Sanık Serdar Öktem ile yakalandığı gün telefon görüşmelerinin olduğunu belirten müşteki avukatlarından Ali Yücel, Ufuk Köktürk’e bu görüşmelerin nedenini sordu. Ancak Köktürk, bu soruyu yanıtsız bıraktı.
“‘Polis arkadaşlar ile gideceğiz’ deyince kabul ettim”
Sinan Ateş'e yönelik "toplu halde, iştirak halinde tasarlayarak kasten öldürme" suçuna yardım etmekten yargılanan otopark işletmecisi Mustafa Uzunlar, Doğukan Çep’in polis arkadaşları ile düğüne gideceğini ve bu yüzden arabasını kiraladığını kaydetti ve “Hayatımda herhangi birinin zarar görmesinde payım olmadı. 27 Aralık günü otoparka gittiğimde Doğukan Çep de otoparktaydı. Araç istedi benden. Bunun üstüne ehliyeti olmadığı düşündüğüm için araç vermedim, ‘Düğün tebriğine gideceğiz, polis arkadaşlar ile gideceğiz’ deyince kabul ettim, çok sorgulamadım bu yüzden ve aracımı verdim. Beni kandırarak ve kullanarak böyle bir olayın içine çektiği için Doğukan Çep’ten de şikayetçiyim” dedi.

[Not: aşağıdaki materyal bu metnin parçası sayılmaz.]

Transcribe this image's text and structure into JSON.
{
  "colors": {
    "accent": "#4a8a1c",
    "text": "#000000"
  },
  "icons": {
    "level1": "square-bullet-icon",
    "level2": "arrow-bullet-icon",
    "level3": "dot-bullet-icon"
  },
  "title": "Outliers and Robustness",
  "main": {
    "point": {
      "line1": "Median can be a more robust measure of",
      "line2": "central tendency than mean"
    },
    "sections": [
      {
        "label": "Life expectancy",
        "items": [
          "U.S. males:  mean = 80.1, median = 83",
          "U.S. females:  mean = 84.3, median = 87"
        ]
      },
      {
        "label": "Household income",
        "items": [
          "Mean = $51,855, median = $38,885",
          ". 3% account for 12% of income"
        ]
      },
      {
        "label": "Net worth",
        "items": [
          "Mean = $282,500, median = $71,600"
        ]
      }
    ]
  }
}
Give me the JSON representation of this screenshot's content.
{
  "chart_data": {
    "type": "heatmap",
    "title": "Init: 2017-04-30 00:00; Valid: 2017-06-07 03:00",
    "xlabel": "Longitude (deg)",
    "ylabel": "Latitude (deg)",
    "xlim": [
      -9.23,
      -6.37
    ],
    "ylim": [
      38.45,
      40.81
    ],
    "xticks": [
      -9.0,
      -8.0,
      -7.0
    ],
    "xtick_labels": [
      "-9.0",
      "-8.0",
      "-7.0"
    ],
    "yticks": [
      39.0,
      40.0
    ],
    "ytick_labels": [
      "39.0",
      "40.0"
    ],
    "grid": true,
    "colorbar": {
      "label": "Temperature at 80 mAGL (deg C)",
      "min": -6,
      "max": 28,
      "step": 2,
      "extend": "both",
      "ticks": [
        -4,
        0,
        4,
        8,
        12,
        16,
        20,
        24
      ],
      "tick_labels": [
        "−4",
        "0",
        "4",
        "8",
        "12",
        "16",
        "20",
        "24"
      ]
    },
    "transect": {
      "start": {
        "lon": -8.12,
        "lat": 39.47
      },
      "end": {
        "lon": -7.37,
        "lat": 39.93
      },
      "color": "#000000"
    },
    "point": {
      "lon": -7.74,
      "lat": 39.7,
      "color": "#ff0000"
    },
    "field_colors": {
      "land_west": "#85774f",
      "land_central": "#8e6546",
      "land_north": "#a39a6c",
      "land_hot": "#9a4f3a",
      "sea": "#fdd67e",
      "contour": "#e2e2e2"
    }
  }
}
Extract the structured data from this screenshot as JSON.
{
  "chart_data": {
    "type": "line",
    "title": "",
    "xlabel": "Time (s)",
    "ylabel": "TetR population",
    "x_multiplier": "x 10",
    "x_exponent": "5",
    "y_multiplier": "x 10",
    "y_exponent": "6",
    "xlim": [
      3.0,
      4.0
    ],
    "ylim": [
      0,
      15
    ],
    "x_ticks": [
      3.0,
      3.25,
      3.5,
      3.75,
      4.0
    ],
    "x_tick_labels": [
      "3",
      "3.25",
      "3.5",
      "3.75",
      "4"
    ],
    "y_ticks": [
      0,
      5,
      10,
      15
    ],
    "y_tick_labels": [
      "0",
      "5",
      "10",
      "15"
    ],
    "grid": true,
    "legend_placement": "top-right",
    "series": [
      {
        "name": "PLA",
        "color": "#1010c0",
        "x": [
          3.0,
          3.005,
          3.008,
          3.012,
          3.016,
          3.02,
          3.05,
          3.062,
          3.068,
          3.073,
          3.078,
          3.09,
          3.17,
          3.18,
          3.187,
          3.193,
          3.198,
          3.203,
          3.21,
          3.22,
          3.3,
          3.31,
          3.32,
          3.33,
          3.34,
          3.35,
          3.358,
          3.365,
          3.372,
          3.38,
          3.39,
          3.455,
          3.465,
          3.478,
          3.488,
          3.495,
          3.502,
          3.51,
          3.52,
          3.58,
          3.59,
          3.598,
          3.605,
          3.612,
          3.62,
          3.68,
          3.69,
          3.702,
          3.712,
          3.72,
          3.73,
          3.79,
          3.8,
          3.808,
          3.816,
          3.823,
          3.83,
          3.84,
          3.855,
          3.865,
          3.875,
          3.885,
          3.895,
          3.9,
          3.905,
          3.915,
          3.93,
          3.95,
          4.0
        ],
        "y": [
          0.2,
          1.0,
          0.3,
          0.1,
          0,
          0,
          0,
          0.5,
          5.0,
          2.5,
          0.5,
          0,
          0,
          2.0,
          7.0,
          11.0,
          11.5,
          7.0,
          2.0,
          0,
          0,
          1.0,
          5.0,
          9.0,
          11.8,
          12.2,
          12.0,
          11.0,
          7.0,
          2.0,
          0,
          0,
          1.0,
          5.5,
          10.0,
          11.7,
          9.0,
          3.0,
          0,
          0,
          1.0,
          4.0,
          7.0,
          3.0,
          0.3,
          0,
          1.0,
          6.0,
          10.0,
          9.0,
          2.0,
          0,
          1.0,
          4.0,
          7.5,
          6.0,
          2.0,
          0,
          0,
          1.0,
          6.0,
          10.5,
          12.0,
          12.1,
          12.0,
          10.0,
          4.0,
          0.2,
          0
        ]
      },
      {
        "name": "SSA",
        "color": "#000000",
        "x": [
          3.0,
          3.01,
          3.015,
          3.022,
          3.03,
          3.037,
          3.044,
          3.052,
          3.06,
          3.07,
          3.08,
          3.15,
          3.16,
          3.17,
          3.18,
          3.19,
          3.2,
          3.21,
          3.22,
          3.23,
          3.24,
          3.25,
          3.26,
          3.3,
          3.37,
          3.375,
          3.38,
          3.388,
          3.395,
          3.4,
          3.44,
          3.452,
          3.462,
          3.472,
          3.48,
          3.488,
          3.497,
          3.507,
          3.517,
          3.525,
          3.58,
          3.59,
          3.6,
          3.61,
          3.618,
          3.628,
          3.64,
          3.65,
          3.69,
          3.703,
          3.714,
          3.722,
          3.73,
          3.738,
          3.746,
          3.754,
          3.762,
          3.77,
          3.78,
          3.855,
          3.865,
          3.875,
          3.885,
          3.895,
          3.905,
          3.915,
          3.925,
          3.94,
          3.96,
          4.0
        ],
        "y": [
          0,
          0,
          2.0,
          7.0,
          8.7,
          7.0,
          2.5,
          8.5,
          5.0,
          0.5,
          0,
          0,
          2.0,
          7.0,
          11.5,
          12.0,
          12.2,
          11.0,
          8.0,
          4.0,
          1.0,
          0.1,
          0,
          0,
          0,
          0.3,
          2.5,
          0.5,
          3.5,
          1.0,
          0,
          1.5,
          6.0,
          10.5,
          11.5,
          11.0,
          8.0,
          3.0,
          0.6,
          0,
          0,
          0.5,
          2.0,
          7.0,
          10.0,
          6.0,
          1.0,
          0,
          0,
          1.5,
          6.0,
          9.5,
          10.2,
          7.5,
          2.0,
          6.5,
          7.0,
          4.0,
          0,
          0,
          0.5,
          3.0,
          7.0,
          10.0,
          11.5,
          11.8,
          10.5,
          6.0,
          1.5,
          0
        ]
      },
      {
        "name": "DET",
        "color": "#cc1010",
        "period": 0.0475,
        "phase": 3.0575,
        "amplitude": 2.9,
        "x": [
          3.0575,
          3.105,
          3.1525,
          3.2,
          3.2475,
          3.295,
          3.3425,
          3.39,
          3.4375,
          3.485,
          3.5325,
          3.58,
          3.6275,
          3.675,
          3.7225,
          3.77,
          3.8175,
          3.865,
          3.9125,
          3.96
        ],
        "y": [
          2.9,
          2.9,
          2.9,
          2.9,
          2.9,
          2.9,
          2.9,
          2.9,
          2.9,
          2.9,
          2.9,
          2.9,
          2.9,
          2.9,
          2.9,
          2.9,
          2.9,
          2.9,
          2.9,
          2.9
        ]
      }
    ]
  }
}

“MİT’çiyi ekleyelim, belki Hakan Fidan’a gideriz”
Eski MİT personeli tutuklu sanık Çağlar Zorlu savunmasında, “Dosyadan el çektirilen savcılar Durdu Özer ve Durmuş Ali Kaya’ya hakkımı helal etmiyorum. Uydurma adreslerle 18 aydır cezaevinde tutuluyorum” dedi:
“Tolgahan Demirbaş ile sohbet ortamında konuşurken bilgisayar programlarına olan bilgim nedeniyle bana 'Buna da bakabilir misin?’ dedi ve ben de uydurma iki tane adres verdim. Emniyet Şube’ye davet edildiğim gün beni davet eden polisler bana ‘HTS kayıtlarına baktım bu adreslerin alakası yok gerçekten, seni göndeririz’ dediler. Ben de imzaladım ifademi. Emniyet’te imzaladığım ifadede başka şey yazmışlar. Tek cahilliğim okumadan bu ifadeyi imzalamam oldu. Savcı Durmuş Ali Kaya’nın ‘Burada MİT’çi var. Bunu ekleyelim, belki Hakan Fidan’a gideriz’ diyerek oluşturduğu bir dosya bu. Diyorlar ya hani ‘kalemi kırılmış’ diye. Benim kalemim kırılmış asıl. Ben o cezaevine ağzımla kuş tutsam da girecekmişim.”
Ne olmuştu?
Eski Ülkü Ocakları Genel Başkanı ve Hacettepe Üniversitesi Öğretim Üyesi Doç. Dr. Sinan Ateş, 30 Aralık 2022’de, Ankara'da ABD Büyükelçiliği ve AKP Genel Merkezi gibi önemli binaların bulunduğu ve güvenlik önleminin yoğun olduğu Çukurambar'da cuma namazı çıkışında silahlı saldırıya uğradı. Motosikletle olay yerine getirilen Eray Özyağcı, Ateş’e ateş açtı, ağır yaralanan Ateş kaldırıldığı hastanede hayatını kaybetti. Yanındaki Selman Bozkurt da omzundan yaralandı.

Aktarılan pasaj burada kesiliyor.